The common understanding is that climate change (like covid) is the great leveller. No matter who you are, where you live and how much you earn, you are impacted the same. This is a false equivalence. When economic models are applied to climate science, convexity not only shows that the costs of mitigating climate change become more expensive the longer we wait, but human impacts are higher, and it also becomes increasingly expensive to respond to the human and social impacts.

If we are to believe science and economics, over the next 30 years, the need for impact interventions in response to climate disaster and the cost of providing this support will increase by orders of magnitude. Inequality will increase both in quantity and gravity.

And we see this already. Those who have the least ability to protect themselves, adapt, or recover from disaster, are already the most affected. Climate change has a direct and causal relationship on many social problems.

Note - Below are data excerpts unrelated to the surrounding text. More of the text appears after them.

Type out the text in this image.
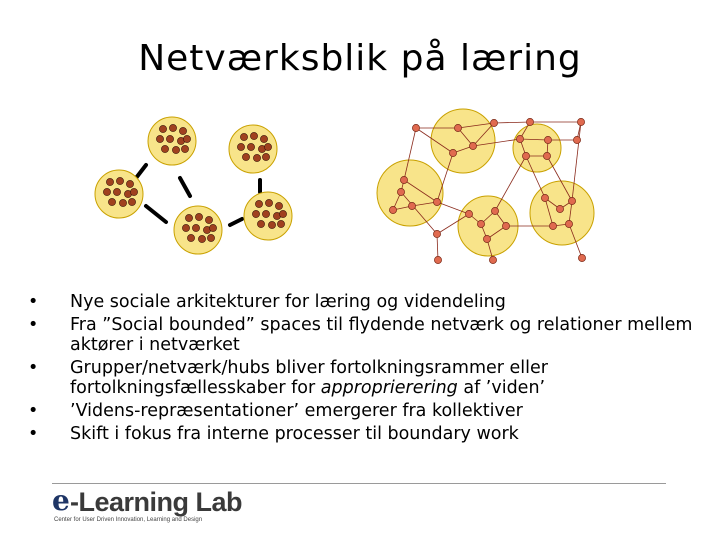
Netværksblik på læring
•	Nye sociale arkitekturer for læring og videndeling
•	Fra ”Social bounded” spaces til flydende netværk og relationer mellem aktører i netværket
•	Grupper/netværk/hubs bliver fortolkningsrammer eller fortolkningsfællesskaber for approprierering af ’viden’
•	’Videns-repræsentationer’ emergerer fra kollektiver
•	Skift i fokus fra interne processer til boundary work
e -Learning Lab
Center for User Driven Innovation, Learning and Design
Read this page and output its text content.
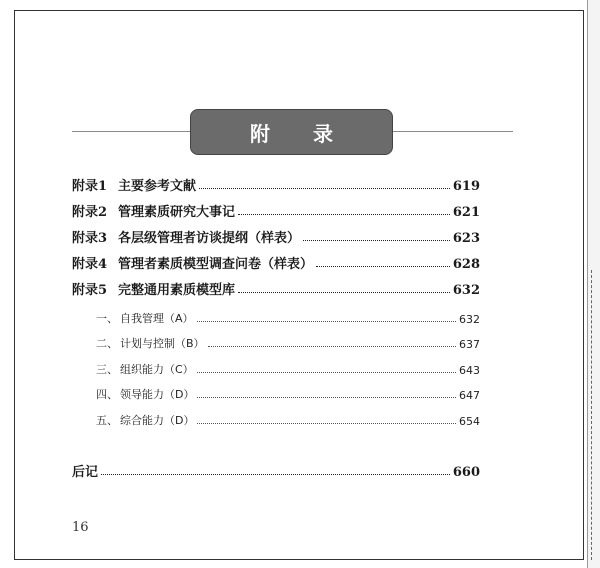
附 录
附录1 主要参考文献	619
附录2 管理素质研究大事记	621
附录3 各层级管理者访谈提纲（样表）	623
附录4 管理者素质模型调查问卷（样表）	628
附录5 完整通用素质模型库	632
一、 自我管理（A）	632
二、 计划与控制（B）	637
三、 组织能力（C）	643
四、 领导能力（D）	647
五、 综合能力（D）	654
后记	660
16
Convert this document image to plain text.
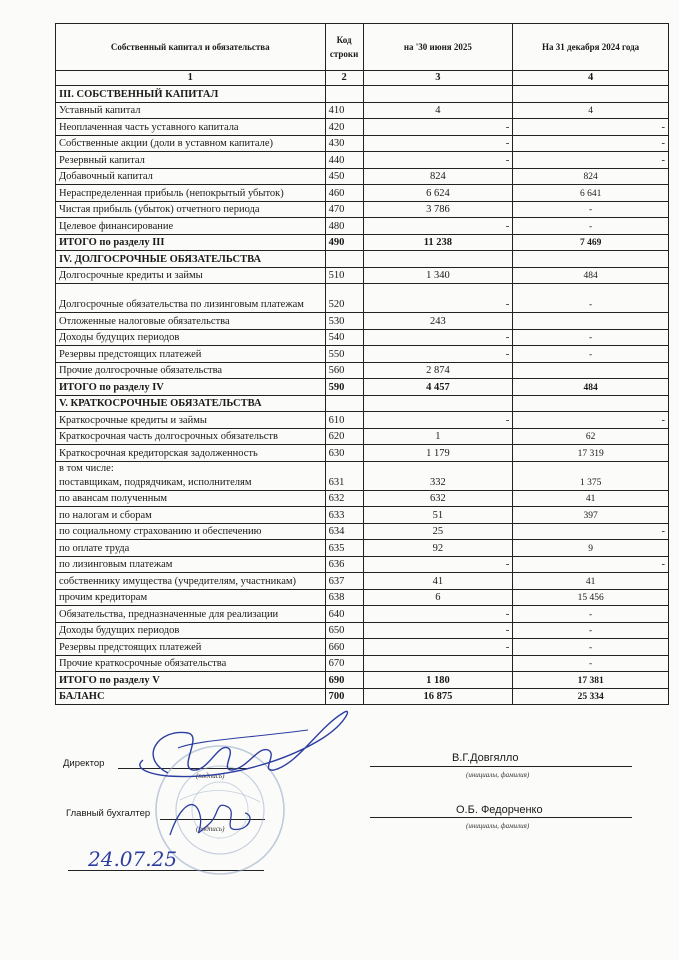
Собственный капитал и обязательства	Код строки	на '30 июня 2025	На 31 декабря 2024 года
1	2	3	4
III. СОБСТВЕННЫЙ КАПИТАЛ			
Уставный капитал	410	4	4
Неоплаченная часть уставного капитала	420	-	-
Собственные акции (доли в уставном капитале)	430	-	-
Резервный капитал	440	-	-
Добавочный капитал	450	824	824
Нераспределенная прибыль (непокрытый убыток)	460	6 624	6 641
Чистая прибыль (убыток) отчетного периода	470	3 786	-
Целевое финансирование	480	-	-
ИТОГО по разделу III	490	11 238	7 469
IV. ДОЛГОСРОЧНЫЕ ОБЯЗАТЕЛЬСТВА			
Долгосрочные кредиты и займы	510	1 340	484
Долгосрочные обязательства по лизинговым платежам	520	-	-
Отложенные налоговые обязательства	530	243	
Доходы будущих периодов	540	-	-
Резервы предстоящих платежей	550	-	-
Прочие долгосрочные обязательства	560	2 874	
ИТОГО по разделу IV	590	4 457	484
V. КРАТКОСРОЧНЫЕ ОБЯЗАТЕЛЬСТВА			
Краткосрочные кредиты и займы	610	-	-
Краткосрочная часть долгосрочных обязательств	620	1	62
Краткосрочная кредиторская задолженность	630	1 179	17 319
в том числе:
поставщикам, подрядчикам, исполнителям	631	332	1 375
по авансам полученным	632	632	41
по налогам и сборам	633	51	397
по социальному страхованию и обеспечению	634	25	-
по оплате труда	635	92	9
по лизинговым платежам	636	-	-
собственнику имущества (учредителям, участникам)	637	41	41
прочим кредиторам	638	6	15 456
Обязательства, предназначенные для реализации	640	-	-
Доходы будущих периодов	650	-	-
Резервы предстоящих платежей	660	-	-
Прочие краткосрочные обязательства	670		-
ИТОГО по разделу V	690	1 180	17 381
БАЛАНС	700	16 875	25 334
Директор
(подпись)
В.Г.Довгялло
(инициалы, фамилия)
Главный бухгалтер
(подпись)
О.Б. Федорченко
(инициалы, фамилия)
24.07.25
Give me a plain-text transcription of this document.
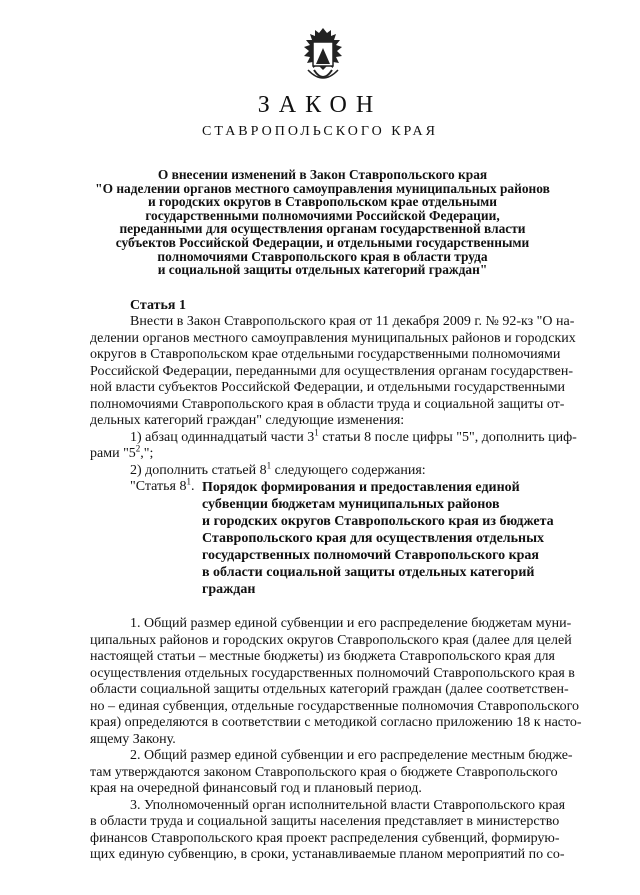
ЗАКОН
СТАВРОПОЛЬСКОГО КРАЯ
О внесении изменений в Закон Ставропольского края
"О наделении органов местного самоуправления муниципальных районов
и городских округов в Ставропольском крае отдельными
государственными полномочиями Российской Федерации,
переданными для осуществления органам государственной власти
субъектов Российской Федерации, и отдельными государственными
полномочиями Ставропольского края в области труда
и социальной защиты отдельных категорий граждан"
Статья 1

Внести в Закон Ставропольского края от 11 декабря 2009 г. № 92-кз "О на-

делении органов местного самоуправления муниципальных районов и городских
округов в Ставропольском крае отдельными государственными полномочиями
Российской Федерации, переданными для осуществления органам государствен-
ной власти субъектов Российской Федерации, и отдельными государственными
полномочиями Ставропольского края в области труда и социальной защиты от-
дельных категорий граждан" следующие изменения:
1) абзац одиннадцатый части $3^1$ статьи 8 после цифры "5", дополнить циф-
рами "$5^2$,";
2) дополнить статьей $8^1$ следующего содержания:
"Статья $8^1$. Порядок формирования и предоставления единой
субвенции бюджетам муниципальных районов
и городских округов Ставропольского края из бюджета
Ставропольского края для осуществления отдельных
государственных полномочий Ставропольского края
в области социальной защиты отдельных категорий
граждан
1. Общий размер единой субвенции и его распределение бюджетам муни-
ципальных районов и городских округов Ставропольского края (далее для целей
настоящей статьи – местные бюджеты) из бюджета Ставропольского края для
осуществления отдельных государственных полномочий Ставропольского края в
области социальной защиты отдельных категорий граждан (далее соответствен-
но – единая субвенция, отдельные государственные полномочия Ставропольского
края) определяются в соответствии с методикой согласно приложению 18 к насто-
ящему Закону.
2. Общий размер единой субвенции и его распределение местным бюдже-
там утверждаются законом Ставропольского края о бюджете Ставропольского
края на очередной финансовый год и плановый период.
3. Уполномоченный орган исполнительной власти Ставропольского края
в области труда и социальной защиты населения представляет в министерство
финансов Ставропольского края проект распределения субвенций, формирую-
щих единую субвенцию, в сроки, устанавливаемые планом мероприятий по со-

We need to solve climate problems, not for the benefits it will create, but for the catastrophes it will avoid and the suffering that real adaptation measures can avert.

We also need to solve the climate problem so that our own work and our portfolio companies remain viable.

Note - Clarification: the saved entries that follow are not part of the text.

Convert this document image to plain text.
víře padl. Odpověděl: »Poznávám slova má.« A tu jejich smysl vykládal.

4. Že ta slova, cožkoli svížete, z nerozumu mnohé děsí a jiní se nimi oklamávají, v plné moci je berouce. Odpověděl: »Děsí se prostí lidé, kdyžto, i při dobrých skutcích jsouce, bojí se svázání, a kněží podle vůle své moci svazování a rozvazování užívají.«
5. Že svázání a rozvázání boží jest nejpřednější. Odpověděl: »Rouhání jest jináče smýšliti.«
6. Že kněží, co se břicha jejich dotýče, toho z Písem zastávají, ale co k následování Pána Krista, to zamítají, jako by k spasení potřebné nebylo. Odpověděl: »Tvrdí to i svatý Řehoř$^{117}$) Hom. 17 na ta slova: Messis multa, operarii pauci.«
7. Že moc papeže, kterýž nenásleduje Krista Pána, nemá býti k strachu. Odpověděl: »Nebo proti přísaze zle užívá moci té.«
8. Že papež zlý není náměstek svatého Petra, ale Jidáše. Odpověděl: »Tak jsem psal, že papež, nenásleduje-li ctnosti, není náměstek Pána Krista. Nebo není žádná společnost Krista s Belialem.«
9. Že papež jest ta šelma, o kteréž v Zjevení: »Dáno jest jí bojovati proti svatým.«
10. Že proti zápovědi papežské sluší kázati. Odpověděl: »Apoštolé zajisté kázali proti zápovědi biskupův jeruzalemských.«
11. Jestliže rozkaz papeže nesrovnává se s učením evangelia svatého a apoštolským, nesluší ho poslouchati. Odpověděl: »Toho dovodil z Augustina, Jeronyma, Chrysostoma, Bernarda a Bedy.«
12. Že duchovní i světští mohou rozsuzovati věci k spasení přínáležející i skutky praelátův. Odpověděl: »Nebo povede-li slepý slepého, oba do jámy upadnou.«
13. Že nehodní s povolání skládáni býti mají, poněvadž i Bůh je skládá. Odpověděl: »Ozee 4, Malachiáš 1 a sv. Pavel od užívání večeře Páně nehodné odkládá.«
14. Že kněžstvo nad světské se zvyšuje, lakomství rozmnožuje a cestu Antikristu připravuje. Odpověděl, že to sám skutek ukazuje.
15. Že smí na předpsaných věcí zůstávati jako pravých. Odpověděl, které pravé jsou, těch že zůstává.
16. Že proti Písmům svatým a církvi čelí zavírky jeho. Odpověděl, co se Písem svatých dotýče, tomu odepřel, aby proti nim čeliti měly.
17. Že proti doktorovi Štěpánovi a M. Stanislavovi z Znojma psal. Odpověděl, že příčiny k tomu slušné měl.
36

There is good news. Adoption of a climate lens does not have to limit the work you are doing. It should enhance it. Investing in sustainable models now will increase impact over time, reduce future climate and social problems and future-proof your business and those in your portfolio.

There are several ways to adopt a climate lens. Here are a few models:

  • Positive Selection – investing in companies that provide a social good in an environmentally sustainable manner, that incorporate climate realities into their product/solution/service, that protect communities from the known and predicted negative implications of climate change, that enable communities to become more resilient, and most importantly, that enable communities to leverage the potential opportunities created by a green economy
  • Transitional – helping companies become more sustainable Or minimally
  • Negative Exclusion – not investing in companies with business models predicated on environmental degradation, extraction or unsustainable resource requirements

Adopting a climate lens has long term strategic benefit for the planet, your portfolio, and most importantly, the populations you work with. It also ensures that you are a part of the solution, not part of the problem.

Not one of us has a portfolio that will not be impacted by climate change.

Business and industry are already making climate pledges and taking action in their supply chain. Financial service companies around the globe have already begun efforts to invest sustainably.

To keep the planet below 2 degrees warming, we all have to do our part.

As the beacons of demonstrating ethical capitalism and to achieve the impact set out in your respective mandates, it is imperative to adopt a climate lens. Impact investors who do not are at risk of rendering themselves redundant.